Les médecins-dentistes, pour ne citer qu’eux, ont élaboré en quelques semaines un concept de protection montrant clairement les comportements et les règles d’hygiène à adopter dans les cabinets dentaires. Leur association professionnelle a coordonné ses efforts avec ceux de l’Association des médecins-dentistes cantonaux de Suisse. Produisant des concepts de protection quasiment identiques, c’est avec succès que l’association professionnelle et les Cantons ont finalement demandé à la Confédération d’autoriser les cabinets dentaires à reprendre leurs activités cliniques.

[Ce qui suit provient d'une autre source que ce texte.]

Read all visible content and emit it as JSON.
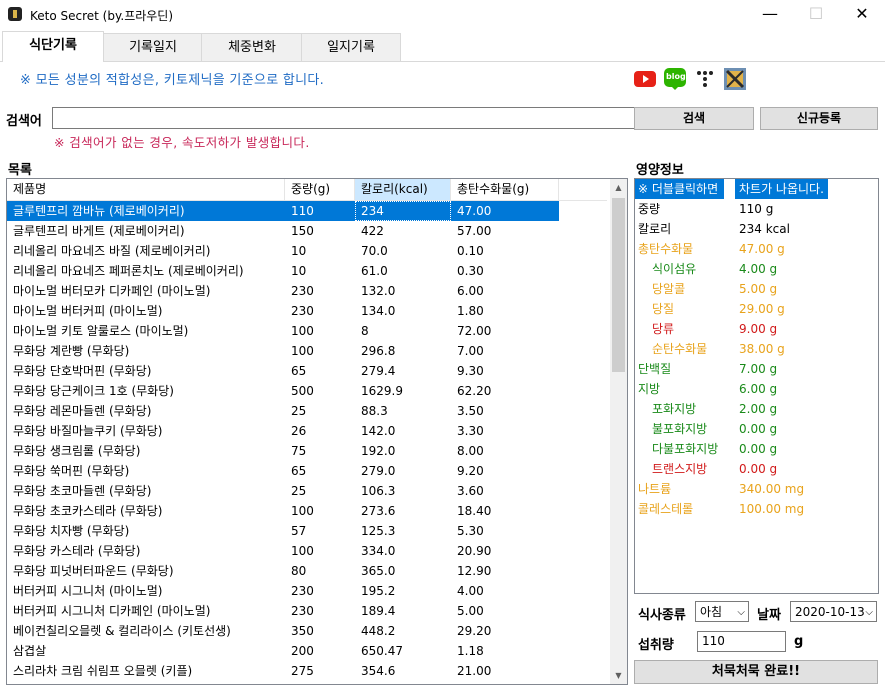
{
  "window": {
    "title": "Keto Secret (by.프라우딘)",
    "minimize": "—",
    "maximize": "☐",
    "close": "✕"
  },
  "tabs": [
    "식단기록",
    "기록일지",
    "체중변화",
    "일지기록"
  ],
  "notice": "※ 모든 성분의 적합성은, 키토제닉을 기준으로 합니다.",
  "social": {
    "youtube_icon": "youtube-icon",
    "blog_label": "blog",
    "dots_icon": "dots-icon",
    "profile_icon": "profile-image-icon"
  },
  "search": {
    "label": "검색어",
    "value": "",
    "button": "검색",
    "register_button": "신규등록",
    "warning": "※ 검색어가 없는 경우, 속도저하가 발생합니다."
  },
  "list": {
    "title": "목록",
    "columns": [
      "제품명",
      "중량(g)",
      "칼로리(kcal)",
      "총탄수화물(g)"
    ],
    "rows": [
      [
        "글루텐프리 깜바뉴 (제로베이커리)",
        "110",
        "234",
        "47.00"
      ],
      [
        "글루텐프리 바게트 (제로베이커리)",
        "150",
        "422",
        "57.00"
      ],
      [
        "리네올리 마요네즈 바질 (제로베이커리)",
        "10",
        "70.0",
        "0.10"
      ],
      [
        "리네올리 마요네즈 페퍼론치노 (제로베이커리)",
        "10",
        "61.0",
        "0.30"
      ],
      [
        "마이노멀 버터모카 디카페인 (마이노멀)",
        "230",
        "132.0",
        "6.00"
      ],
      [
        "마이노멀 버터커피 (마이노멀)",
        "230",
        "134.0",
        "1.80"
      ],
      [
        "마이노멀 키토 알룰로스 (마이노멀)",
        "100",
        "8",
        "72.00"
      ],
      [
        "무화당 계란빵 (무화당)",
        "100",
        "296.8",
        "7.00"
      ],
      [
        "무화당 단호박머핀 (무화당)",
        "65",
        "279.4",
        "9.30"
      ],
      [
        "무화당 당근케이크 1호 (무화당)",
        "500",
        "1629.9",
        "62.20"
      ],
      [
        "무화당 레몬마들렌 (무화당)",
        "25",
        "88.3",
        "3.50"
      ],
      [
        "무화당 바질마늘쿠키 (무화당)",
        "26",
        "142.0",
        "3.30"
      ],
      [
        "무화당 생크림롤 (무화당)",
        "75",
        "192.0",
        "8.00"
      ],
      [
        "무화당 쑥머핀 (무화당)",
        "65",
        "279.0",
        "9.20"
      ],
      [
        "무화당 초코마들렌 (무화당)",
        "25",
        "106.3",
        "3.60"
      ],
      [
        "무화당 초코카스테라 (무화당)",
        "100",
        "273.6",
        "18.40"
      ],
      [
        "무화당 치자빵 (무화당)",
        "57",
        "125.3",
        "5.30"
      ],
      [
        "무화당 카스테라 (무화당)",
        "100",
        "334.0",
        "20.90"
      ],
      [
        "무화당 피넛버터파운드 (무화당)",
        "80",
        "365.0",
        "12.90"
      ],
      [
        "버터커피 시그니처 (마이노멀)",
        "230",
        "195.2",
        "4.00"
      ],
      [
        "버터커피 시그니처 디카페인 (마이노멀)",
        "230",
        "189.4",
        "5.00"
      ],
      [
        "베이컨칠리오믈렛 & 컬리라이스 (키토선생)",
        "350",
        "448.2",
        "29.20"
      ],
      [
        "삼겹살",
        "200",
        "650.47",
        "1.18"
      ],
      [
        "스리라차 크림 쉬림프 오믈렛 (키플)",
        "275",
        "354.6",
        "21.00"
      ]
    ]
  },
  "nutrition": {
    "title": "영양정보",
    "header_key": "※ 더블클릭하면",
    "header_val": "차트가 나옵니다.",
    "rows": [
      {
        "k": "중량",
        "v": "110 g",
        "color": "#000000",
        "indent": 0
      },
      {
        "k": "칼로리",
        "v": "234 kcal",
        "color": "#000000",
        "indent": 0
      },
      {
        "k": "총탄수화물",
        "v": "47.00 g",
        "color": "#e8a31c",
        "indent": 0
      },
      {
        "k": "식이섬유",
        "v": "4.00 g",
        "color": "#1a8a1a",
        "indent": 1
      },
      {
        "k": "당알콜",
        "v": "5.00 g",
        "color": "#e8a31c",
        "indent": 1
      },
      {
        "k": "당질",
        "v": "29.00 g",
        "color": "#e8a31c",
        "indent": 1
      },
      {
        "k": "당류",
        "v": "9.00 g",
        "color": "#d11a1a",
        "indent": 1
      },
      {
        "k": "순탄수화물",
        "v": "38.00 g",
        "color": "#e8a31c",
        "indent": 1
      },
      {
        "k": "단백질",
        "v": "7.00 g",
        "color": "#1a8a1a",
        "indent": 0
      },
      {
        "k": "지방",
        "v": "6.00 g",
        "color": "#1a8a1a",
        "indent": 0
      },
      {
        "k": "포화지방",
        "v": "2.00 g",
        "color": "#1a8a1a",
        "indent": 1
      },
      {
        "k": "불포화지방",
        "v": "0.00 g",
        "color": "#1a8a1a",
        "indent": 1
      },
      {
        "k": "다불포화지방",
        "v": "0.00 g",
        "color": "#1a8a1a",
        "indent": 1
      },
      {
        "k": "트랜스지방",
        "v": "0.00 g",
        "color": "#d11a1a",
        "indent": 1
      },
      {
        "k": "나트륨",
        "v": "340.00 mg",
        "color": "#e8a31c",
        "indent": 0
      },
      {
        "k": "콜레스테롤",
        "v": "100.00 mg",
        "color": "#e8a31c",
        "indent": 0
      }
    ]
  },
  "entry": {
    "meal_label": "식사종류",
    "meal_value": "아침",
    "date_label": "날짜",
    "date_value": "2020-10-13",
    "amount_label": "섭취량",
    "amount_value": "110",
    "amount_unit": "g",
    "submit": "처묵처묵 완료!!"
  }
}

Après six semaines de pesantes restrictions, les cabinets dentaires suisses ont obtenu un retour à la quasi-totalité des interventions et ont été parmi les premiers du monde à retrouver après un confinement une activité normale.

Pour Daniel Koch, ancien Monsieur Covid-19 de l’Office fédéral de la santé publique, les associations exerçaient déjà une fonction importante avant la pandémie, surtout dans le domaine médical. « La Confédération réglemente un système limité. Ainsi le veut le système suisse, et il a fait ses preuves. » Un point de vue que partage Jérôme Cosandey, directeur romand et responsable de recherche en politique sociale du laboratoire d’idées Avenir Suisse. « Les associations jouent effectivement un rôle important pendant la crise. Elles informent leurs membres des mesures complexes décrétées au niveau de la Confédération et des Cantons, recommandent des mesures de protection ou encouragent les échanges entre leurs affiliés. » Ceci sans être ellesmêmes à l’abri des dangers engendrés par la crise : « Les chiffres d’affaires étant en baisse, beaucoup de membres ne pourront ou ne voudront plus régler leurs cotisations. Les associations se trouveront du coup sous la pression d’obtenir rapidement pour leurs clients des résultats qui se voient. » Ce qui signifie inversement que si elles réussissent à obtenir des réglementations satisfaisantes pour leurs membres, à savoir des concepts de protection, elles sortiront renforcées de la crise. Elles n’auront pas seulement gagné en influence politique mais auront apporté une preuve tangible des avantages liés au sociétariat.